报告人:Xiaojun Zhai
时间:8月8日上午10:00
地点:文津楼3524
主办单位:ABG欧博网平台登录 普适计算团队
报告标题:Efficient and adaptive computing for AI and Robotics
摘要:
Deep learning (DL) is the key technique in modern artificial intelligence (AI) that has provided state-of-the-art accuracy on many applications. Today, although most of the computational loads of DL systems are still spent running neural networks in data centres, the ubiquity of smartphones, and the upcoming availability of self-contained wearable devices for augmented reality (AR), virtual reality (VR) and autonomous robot systems are placing heavy demands on DL-inference hardware with high energy and computing efficiencies along with rapid development of DL techniques. This demand is in line with the recent surge of edge computing, where raw data are processed locally in edge devices using their embedded inference algorithms; it is expected that there will be a significant growth in edge AI inference in the future. Recently, we have witnessed a distinct evolution in the types of DL architecture, with more sophisticated network architectures proposed to improve edge AI inference. This includes dynamic network architectures that change with each new input in a data-dependent way, where inputs and internal states are not fixed.

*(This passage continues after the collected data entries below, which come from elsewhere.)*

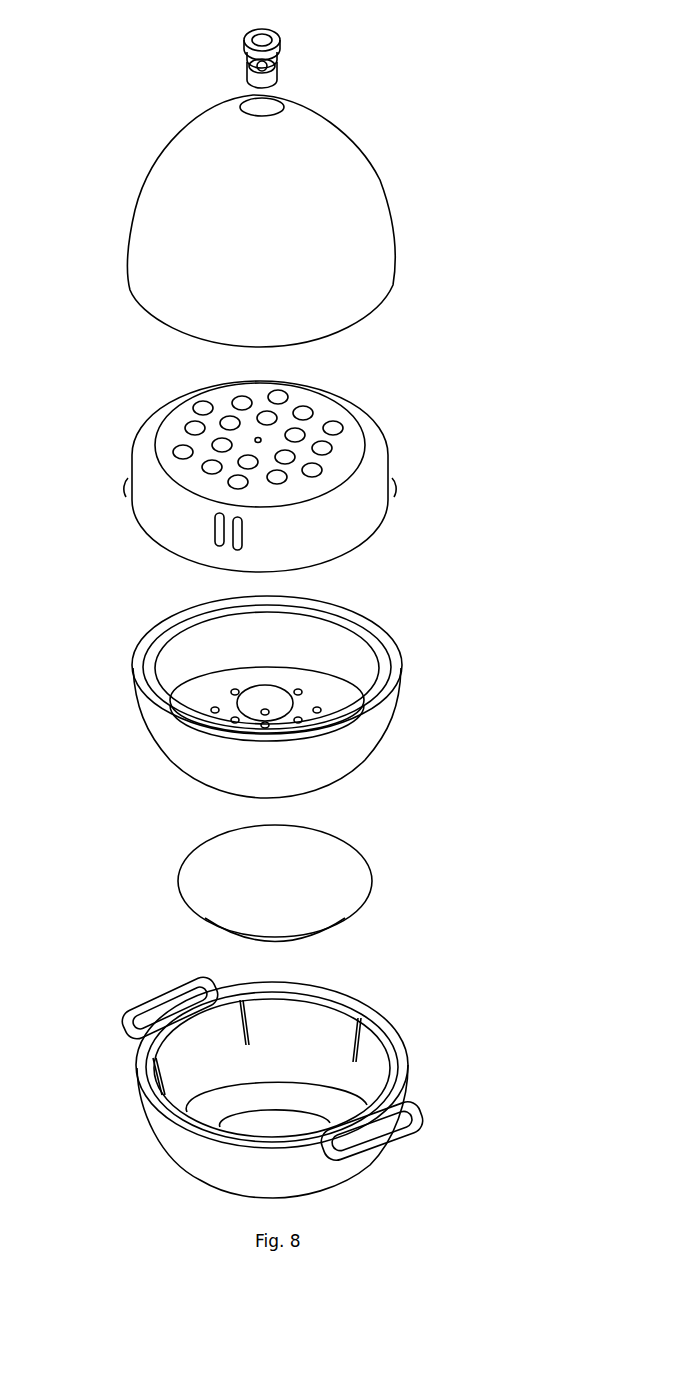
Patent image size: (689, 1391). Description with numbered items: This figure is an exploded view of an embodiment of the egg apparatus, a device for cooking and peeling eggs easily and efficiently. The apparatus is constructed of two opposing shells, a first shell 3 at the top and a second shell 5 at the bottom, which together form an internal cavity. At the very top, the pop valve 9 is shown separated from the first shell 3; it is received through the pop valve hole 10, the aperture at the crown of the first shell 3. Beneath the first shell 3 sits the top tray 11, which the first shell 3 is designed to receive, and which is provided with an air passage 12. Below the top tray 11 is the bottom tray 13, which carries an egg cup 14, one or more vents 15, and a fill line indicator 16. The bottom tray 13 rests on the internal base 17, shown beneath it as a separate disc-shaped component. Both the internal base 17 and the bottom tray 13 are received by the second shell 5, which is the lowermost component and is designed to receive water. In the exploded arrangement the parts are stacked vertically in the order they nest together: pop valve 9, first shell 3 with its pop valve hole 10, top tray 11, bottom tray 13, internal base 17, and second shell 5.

The first shell 3 is at (365, 210).
The second shell 5 is at (217, 1173).
The pop valve 9 is at (282, 42).
The pop valve hole 10 is at (258, 107).
The top tray 11 is at (357, 488).
The air passage 12 is at (260, 439).
The bottom tray 13 is at (365, 745).
The egg cup 14 is at (273, 698).
The vent 15 is at (233, 720).
The fill line indicator 16 is at (263, 710).
The internal base 17 is at (372, 880).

Although such new DL architectural concepts have demonstrated a great potential to innovate current DL techniques, they are likely to affect the type of hardware and software that will be required to deliver such capabilities efficiently in the future. We address this challenge and propose to design a new flexible hardware architecture to enable adaptive support for a variety of DL algorithms on embedded devices. To produce lower cost, lower power and higher processing efficiency DL-inference hardware that can be dynamically configured for dedicated application specifications and operating environments, this will require radical innovation in the optimisation of network architecture, software and hardware of current DL techniques.
报告人介绍:
Dr Xiaojun Zhai is a Senior Lecturer with the School of Computer Science and Electronic Engineering (CSEE) at the University of Essex, where his primary research focus is on embedded systems and System-on-Chip (SoC) architecture, with focus on intelligence, performance, security, power, and reliability. He has successfully secured a sustained and increasing trajectory of significant external research funding in my career (in average of £229,344 per annum between April, 2020-June, 2024), including 4 major EPSRC funded projects (in total about £3M) as well as 6 Innovate UK research projects (in total £600K), and one highly competitive grant from Royal Society (£12K). So far in his research career he has been involved as the PI/Co-leader/Key researcher in a number of international and national research projects, including EPSRC EP/V034111/1, EP/X019160/1, EP/V000462/1, RoBoSAS: EP/K004638/1, National Centre for Nuclear Robotics (NCNR): EP/R02572X/1, FP7 SWIPE, Interreg SYSIASS, and INCASE, as well as the Qatar National Priorities Research Program (NPRP) with EMBIoT, and CER2EBRAL. He has successfully co-supervised 3 PhD students, and is involved in day-to-day management and supervision in the Embedded and Intelligent Systems (EIS) laboratory, where he leads one EPSRC project, 5 PhD student projects and co-supervises 4 post-doctoral researchers. His work to date has resulted in more than 120 scientific journal and conference publications, including IEEE Transactions on IFS, IEEE Transactions on SMC: Systems, IEEE Sensors/System Journal, ACM Transactions on IST, as well as several leading international conferences, such as CVPR, FCCM, ICIP.